I close my eyes and wait for the roiling in my gut to pass. Julian nudges me, and my eyes snap open, a carefully neutral expression on my face. D’Albret’s shrewd gaze is on us and I curl my lip, as if faintly amused by the carnage he has just wrought. “Fools,” I mutter. It is a good thing that I no longer have a heart, because if I did, it would surely break.
“Julian!” d’Albret calls out, and I feel Julian flinch. He steps away from my side. “Yes, my lord father?”
“See to the cleanup here. And you, daughter.” D’Albret’s flat black eyes zero in on me and I force myself to meet his gaze with naught but amusement on my face. “See to Madame Dinan. I fear she has fainted.”
As I step away from the safety of the stone wall to do as my father bids, I wish again—so very much—that Julian had not found me up on that tower. If our father finds out what I did, he will kill me as easily as he killed those men.
Although perhaps not as quickly.
Chapter Three
I FOLLOW THE FOOTMEN CARRYING Madame Dinan to her room, my thoughts and movements sluggish, as if I am wading through mud. It takes every last crumb of discipline I possess to keep myself together. I do not dare stumble about half-witted now.
When we reach the chamber, I have the footmen put her on the bed, then order them from the room. I stare down at the older woman. We are not allies, Madame Dinan and I; we merely share each other’s secrets, which is an entirely different thing.
She came into our lives only occasionally, when she would escape her duties as governess to the duchess, the very duchess she has so thoroughly betrayed. D’Albret relied on her to oversee his daughters’ upbringing. Much of that oversight was conducted across distances, with letters and go-betweens, except when some tragedy struck—then she would make an effort to come in person and smooth things over.
She looks older in repose, her face missing the false gaiety she wears like a mask. I unlace her bodice to ease her breathing, then remove the heavy, cumbersome headdress she wears. Not because it has contributed to her fainting, but because I know it eats at her vanity that she has white hair like an old woman’s. It is a small enough punishment, but it is one I can afford.
I reach down and slap her cheek—perhaps harder than necessary—to rouse her. Her breath catches in her throat as she startles awake. She blinks twice, orienting herself, then begins to sit up. I push her back down. “Easy now, madame.”

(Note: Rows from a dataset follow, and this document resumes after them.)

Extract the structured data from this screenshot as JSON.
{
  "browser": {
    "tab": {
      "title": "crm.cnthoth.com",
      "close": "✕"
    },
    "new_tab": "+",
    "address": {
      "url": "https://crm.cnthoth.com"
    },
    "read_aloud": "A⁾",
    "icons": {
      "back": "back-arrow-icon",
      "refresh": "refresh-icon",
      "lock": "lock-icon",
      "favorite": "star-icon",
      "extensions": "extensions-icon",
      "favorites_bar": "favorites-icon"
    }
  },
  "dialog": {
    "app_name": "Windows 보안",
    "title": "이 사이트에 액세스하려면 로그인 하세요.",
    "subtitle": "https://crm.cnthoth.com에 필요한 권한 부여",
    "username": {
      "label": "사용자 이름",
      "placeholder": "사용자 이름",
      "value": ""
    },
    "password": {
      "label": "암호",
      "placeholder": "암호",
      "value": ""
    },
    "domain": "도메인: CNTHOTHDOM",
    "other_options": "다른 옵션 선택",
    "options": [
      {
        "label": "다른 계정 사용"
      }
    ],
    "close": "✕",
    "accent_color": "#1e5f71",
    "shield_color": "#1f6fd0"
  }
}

Her eyes widen when she sees who attends her. Her gaze flutters around the room and notes that we are alone. That gaze lands once more on me, then skitters away like a nervous lark. “What happened?” she asks.
Her voice is low and throaty, and I wonder if that is part of what draws d’Albret to her. Some say their union began when she was in the flower of her youth, a full two years younger than I am now. “You fainted.”
Her long skinny fingers pluck at her bodice. “It grew warm in there.”
Her quick and easy lie pricks my temper. I lean down close and put my face next to hers, forcing my voice to be as light and sweet as if we were talking about the latest fashion. “It was not warmth that caused you to faint, but the slaughter of innocents. Do you not remember?”
She closes her eyes again, and her face drains of what little color is left in it. Good. She does remember. “They were simply punished for their disloyalty.”